I know I've sung the praises of parameterised queries - manually concatenating strings into SQL statements is not only a bad code smell from the aspect of maintainability, its a bad idea from a security perspective as well. So

$sql = "update foo set fname='$fname', lname='$lname', email='$email' where id=$id";
mysql_query($sql);

is bad because you need to call addslashes (or hopefully your db specific escaping function like mysql_real_escape_string()) on each of the variables you are interpolating into the string. A better style is to use a database abstraction library like the PEAR DB or MDB2 packages:

$db->query('update foo set fname=?, lname=?, email=? where id=?', array($fname, $lname, $email, $id));

This is better because the database driver takes care of calling the appropriate escaping function for you and handles quoting as well. Think about this sort of statement, however, from a maintainability viewpoint and you'll quickly see that there are some gotchas. It is readily apparent in this example, for instance, which item in the array goes with which placeholder question mark. But what if you have 20 fields to update?
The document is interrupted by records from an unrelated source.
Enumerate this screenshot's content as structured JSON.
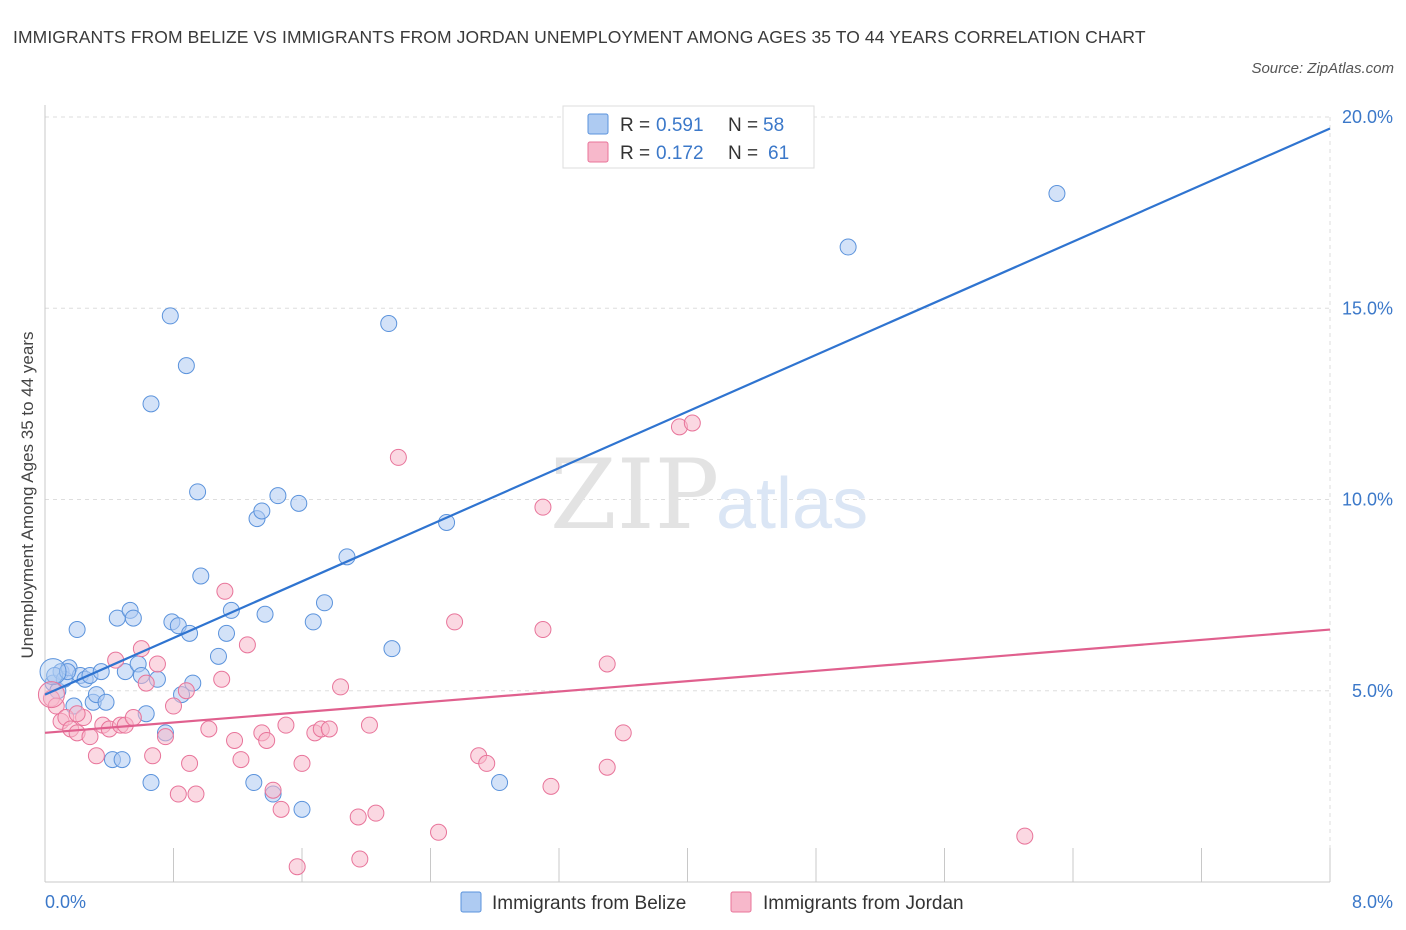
{
  "header": {
    "title": "IMMIGRANTS FROM BELIZE VS IMMIGRANTS FROM JORDAN UNEMPLOYMENT AMONG AGES 35 TO 44 YEARS CORRELATION CHART",
    "source": "Source: ZipAtlas.com"
  },
  "watermark": {
    "zip": "ZIP",
    "atlas": "atlas"
  },
  "legend_top": {
    "rows": [
      {
        "r_label": "R = ",
        "r_value": "0.591",
        "n_label": "N = ",
        "n_value": "58",
        "color": "#aecbf2"
      },
      {
        "r_label": "R = ",
        "r_value": "0.172",
        "n_label": "N = ",
        "n_value": "61",
        "color": "#f7b8cb"
      }
    ]
  },
  "legend_bottom": {
    "items": [
      {
        "label": "Immigrants from Belize",
        "color": "#aecbf2"
      },
      {
        "label": "Immigrants from Jordan",
        "color": "#f7b8cb"
      }
    ]
  },
  "chart_data": {
    "type": "scatter",
    "ylabel": "Unemployment Among Ages 35 to 44 years",
    "xlim": [
      0,
      8
    ],
    "ylim": [
      0,
      20
    ],
    "x_tick_labels": [
      {
        "value": 0,
        "label": "0.0%"
      },
      {
        "value": 8,
        "label": "8.0%"
      }
    ],
    "y_tick_labels": [
      {
        "value": 5,
        "label": "5.0%"
      },
      {
        "value": 10,
        "label": "10.0%"
      },
      {
        "value": 15,
        "label": "15.0%"
      },
      {
        "value": 20,
        "label": "20.0%"
      }
    ],
    "grid": true,
    "series": [
      {
        "name": "Immigrants from Belize",
        "color": "#5b93dc",
        "fill": "#aecbf2",
        "trend": {
          "x": [
            0.0,
            8.0
          ],
          "y": [
            4.9,
            19.7
          ],
          "color": "#2f74d0"
        },
        "points": [
          [
            0.05,
            5.2
          ],
          [
            0.08,
            5.0
          ],
          [
            0.1,
            5.5
          ],
          [
            0.12,
            5.3
          ],
          [
            0.15,
            5.6
          ],
          [
            0.18,
            4.6
          ],
          [
            0.2,
            6.6
          ],
          [
            0.22,
            5.4
          ],
          [
            0.25,
            5.3
          ],
          [
            0.28,
            5.4
          ],
          [
            0.3,
            4.7
          ],
          [
            0.32,
            4.9
          ],
          [
            0.35,
            5.5
          ],
          [
            0.38,
            4.7
          ],
          [
            0.42,
            3.2
          ],
          [
            0.45,
            6.9
          ],
          [
            0.48,
            3.2
          ],
          [
            0.5,
            5.5
          ],
          [
            0.53,
            7.1
          ],
          [
            0.55,
            6.9
          ],
          [
            0.58,
            5.7
          ],
          [
            0.6,
            5.4
          ],
          [
            0.63,
            4.4
          ],
          [
            0.66,
            12.5
          ],
          [
            0.66,
            2.6
          ],
          [
            0.7,
            5.3
          ],
          [
            0.75,
            3.9
          ],
          [
            0.78,
            14.8
          ],
          [
            0.79,
            6.8
          ],
          [
            0.83,
            6.7
          ],
          [
            0.85,
            4.9
          ],
          [
            0.88,
            13.5
          ],
          [
            0.9,
            6.5
          ],
          [
            0.92,
            5.2
          ],
          [
            0.95,
            10.2
          ],
          [
            0.97,
            8.0
          ],
          [
            1.08,
            5.9
          ],
          [
            1.13,
            6.5
          ],
          [
            1.16,
            7.1
          ],
          [
            1.3,
            2.6
          ],
          [
            1.32,
            9.5
          ],
          [
            1.35,
            9.7
          ],
          [
            1.37,
            7.0
          ],
          [
            1.42,
            2.3
          ],
          [
            1.45,
            10.1
          ],
          [
            1.58,
            9.9
          ],
          [
            1.6,
            1.9
          ],
          [
            1.67,
            6.8
          ],
          [
            1.74,
            7.3
          ],
          [
            1.88,
            8.5
          ],
          [
            2.14,
            14.6
          ],
          [
            2.16,
            6.1
          ],
          [
            2.5,
            9.4
          ],
          [
            2.83,
            2.6
          ],
          [
            5.0,
            16.6
          ],
          [
            6.3,
            18.0
          ],
          [
            0.06,
            5.4
          ],
          [
            0.14,
            5.5
          ]
        ]
      },
      {
        "name": "Immigrants from Jordan",
        "color": "#e8749a",
        "fill": "#f7b8cb",
        "trend": {
          "x": [
            0.0,
            8.0
          ],
          "y": [
            3.9,
            6.6
          ],
          "color": "#e0608e"
        },
        "points": [
          [
            0.04,
            4.8
          ],
          [
            0.07,
            4.6
          ],
          [
            0.1,
            4.2
          ],
          [
            0.13,
            4.3
          ],
          [
            0.16,
            4.0
          ],
          [
            0.2,
            3.9
          ],
          [
            0.24,
            4.3
          ],
          [
            0.28,
            3.8
          ],
          [
            0.32,
            3.3
          ],
          [
            0.36,
            4.1
          ],
          [
            0.4,
            4.0
          ],
          [
            0.44,
            5.8
          ],
          [
            0.47,
            4.1
          ],
          [
            0.5,
            4.1
          ],
          [
            0.55,
            4.3
          ],
          [
            0.6,
            6.1
          ],
          [
            0.63,
            5.2
          ],
          [
            0.67,
            3.3
          ],
          [
            0.7,
            5.7
          ],
          [
            0.75,
            3.8
          ],
          [
            0.8,
            4.6
          ],
          [
            0.83,
            2.3
          ],
          [
            0.88,
            5.0
          ],
          [
            0.9,
            3.1
          ],
          [
            0.94,
            2.3
          ],
          [
            1.02,
            4.0
          ],
          [
            1.1,
            5.3
          ],
          [
            1.12,
            7.6
          ],
          [
            1.18,
            3.7
          ],
          [
            1.22,
            3.2
          ],
          [
            1.26,
            6.2
          ],
          [
            1.35,
            3.9
          ],
          [
            1.38,
            3.7
          ],
          [
            1.42,
            2.4
          ],
          [
            1.47,
            1.9
          ],
          [
            1.5,
            4.1
          ],
          [
            1.57,
            0.4
          ],
          [
            1.6,
            3.1
          ],
          [
            1.68,
            3.9
          ],
          [
            1.72,
            4.0
          ],
          [
            1.77,
            4.0
          ],
          [
            1.84,
            5.1
          ],
          [
            1.95,
            1.7
          ],
          [
            1.96,
            0.6
          ],
          [
            2.02,
            4.1
          ],
          [
            2.06,
            1.8
          ],
          [
            2.2,
            11.1
          ],
          [
            2.45,
            1.3
          ],
          [
            2.55,
            6.8
          ],
          [
            2.7,
            3.3
          ],
          [
            2.75,
            3.1
          ],
          [
            3.1,
            9.8
          ],
          [
            3.1,
            6.6
          ],
          [
            3.15,
            2.5
          ],
          [
            3.5,
            5.7
          ],
          [
            3.5,
            3.0
          ],
          [
            3.6,
            3.9
          ],
          [
            3.95,
            11.9
          ],
          [
            4.03,
            12.0
          ],
          [
            6.1,
            1.2
          ],
          [
            0.2,
            4.4
          ]
        ]
      }
    ]
  }
}
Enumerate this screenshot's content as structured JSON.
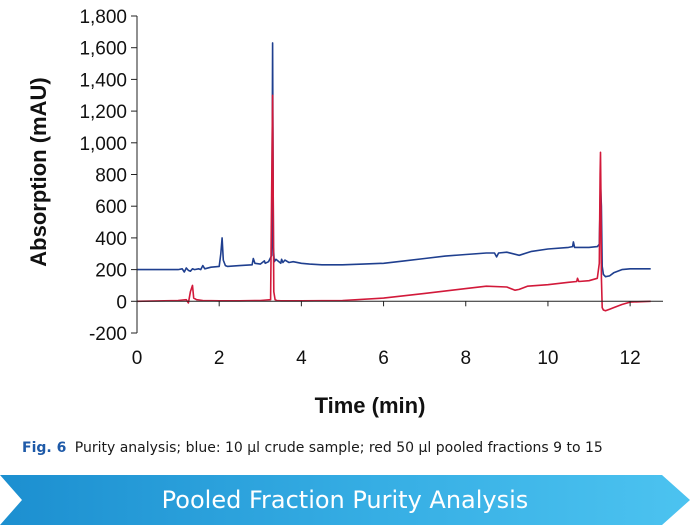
{
  "chart_data": {
    "type": "line",
    "xlabel": "Time (min)",
    "ylabel": "Absorption (mAU)",
    "xlim": [
      0,
      12.8
    ],
    "ylim": [
      -200,
      1800
    ],
    "x_ticks": [
      0,
      2,
      4,
      6,
      8,
      10,
      12
    ],
    "y_ticks": [
      -200,
      0,
      200,
      400,
      600,
      800,
      1000,
      1200,
      1400,
      1600,
      1800
    ],
    "y_tick_labels": [
      "-200",
      "0",
      "200",
      "400",
      "600",
      "800",
      "1,000",
      "1,200",
      "1,400",
      "1,600",
      "1,800"
    ],
    "grid": false,
    "series": [
      {
        "color": "#1f3f8f",
        "x": [
          0,
          1.0,
          1.1,
          1.15,
          1.2,
          1.25,
          1.3,
          1.35,
          1.4,
          1.5,
          1.55,
          1.6,
          1.65,
          1.8,
          2.0,
          2.04,
          2.07,
          2.1,
          2.15,
          2.2,
          2.5,
          2.8,
          2.83,
          2.87,
          3.0,
          3.1,
          3.12,
          3.2,
          3.28,
          3.3,
          3.32,
          3.34,
          3.38,
          3.5,
          3.52,
          3.55,
          3.6,
          3.7,
          3.8,
          4.0,
          4.2,
          4.5,
          5.0,
          5.5,
          6.0,
          6.5,
          7.0,
          7.5,
          8.0,
          8.5,
          8.7,
          8.75,
          8.8,
          9.0,
          9.3,
          9.6,
          10.0,
          10.5,
          10.6,
          10.62,
          10.65,
          11.0,
          11.2,
          11.25,
          11.28,
          11.3,
          11.32,
          11.35,
          11.4,
          11.5,
          11.6,
          11.8,
          12.0,
          12.5
        ],
        "y": [
          200,
          200,
          205,
          185,
          210,
          195,
          190,
          205,
          200,
          205,
          200,
          225,
          205,
          215,
          220,
          300,
          400,
          260,
          225,
          220,
          225,
          230,
          270,
          240,
          235,
          255,
          240,
          250,
          290,
          1630,
          340,
          250,
          265,
          240,
          265,
          245,
          260,
          245,
          250,
          240,
          235,
          230,
          230,
          235,
          240,
          255,
          270,
          285,
          295,
          305,
          305,
          280,
          305,
          310,
          290,
          315,
          330,
          340,
          345,
          375,
          340,
          340,
          345,
          360,
          740,
          600,
          220,
          170,
          155,
          160,
          180,
          200,
          205,
          205
        ]
      },
      {
        "color": "#d2193a",
        "x": [
          0,
          1.0,
          1.2,
          1.25,
          1.3,
          1.35,
          1.38,
          1.45,
          1.6,
          2.0,
          2.5,
          3.0,
          3.25,
          3.3,
          3.33,
          3.36,
          3.4,
          3.5,
          4.0,
          5.0,
          6.0,
          7.0,
          8.0,
          8.5,
          9.0,
          9.2,
          9.3,
          9.5,
          10.0,
          10.5,
          10.7,
          10.72,
          10.75,
          11.0,
          11.2,
          11.25,
          11.27,
          11.28,
          11.29,
          11.3,
          11.32,
          11.35,
          11.4,
          11.5,
          11.6,
          11.8,
          12.0,
          12.5
        ],
        "y": [
          0,
          5,
          10,
          -10,
          60,
          100,
          20,
          10,
          5,
          3,
          3,
          5,
          10,
          1300,
          60,
          10,
          5,
          3,
          3,
          5,
          20,
          50,
          80,
          95,
          90,
          70,
          75,
          95,
          105,
          120,
          125,
          145,
          125,
          130,
          145,
          240,
          800,
          940,
          700,
          150,
          -40,
          -55,
          -60,
          -50,
          -40,
          -20,
          -5,
          0
        ]
      }
    ]
  },
  "caption": {
    "label": "Fig. 6",
    "text": "Purity analysis; blue: 10 µl crude sample;  red 50 µl pooled fractions 9 to 15"
  },
  "banner": {
    "title": "Pooled Fraction Purity Analysis"
  }
}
Suddenly just making sure that you have the same number of question marks in your sql string as values in your array requires counting (not to mention making sure they're in the right order...) Using hand written sql queries of any complexity is a bad code smell.

Obviously the thing to do would be to write a function that generates your sql statements for you - and so I recently started to do so. That's when I noticed (for users of the PEAR DB class at least) the job is already done*. The autoExecute function takes the name of the table, the array of field/value pairs and optionally a constant and "where" clause to automatically build and execute insert and update statements for you. Now, the code from our previous example would be

  $db->autoExecute('foo', array('fname'=>$fname, 'lname'=>$lname, 'email'=>$email), DB_AUTOQUERY_UPDATE, 'id='. (int) $id);

All our variables are autoescaped and now we don't have to worry about what field in our sql corresponds to what positional value in our array - keys are simply matched to values. Removing the last two arguments (the constant and the where clause) would generate and execute an insert statement instead.

I've long had mixed feelings about ORM packages designed to insulate you from the relational databases. Fundamentally understanding relational ideas (and having a solid grasp on SQL) is really a necessary skill as far as I am concerned. Hand coding sql statements that are long but not complex, however, is a false rigor - updates and inserts tend to very simple logically but very repetitive in structure. This is exactly the sort of code that needs a higher level abstraction. While generated queries are not quite at the level of ORM, they do allow me to pursue the ever elusive goal of writing less code.

*It does occur to me that an API that makes you remember the completely unnecessary constant is a bad code smell in its own right. I'd rather have an autoInsert() and autoUpdate() function that take 2 and 3 arguments respectively. Or, why not dispense with the constant, but keep the same function name and decide based on whether the third argument (the where clause) is set whether you are doing an update or insert statement? Oh well, still better than manually creating them...

Posted on October 24th 2006, 10:21 PM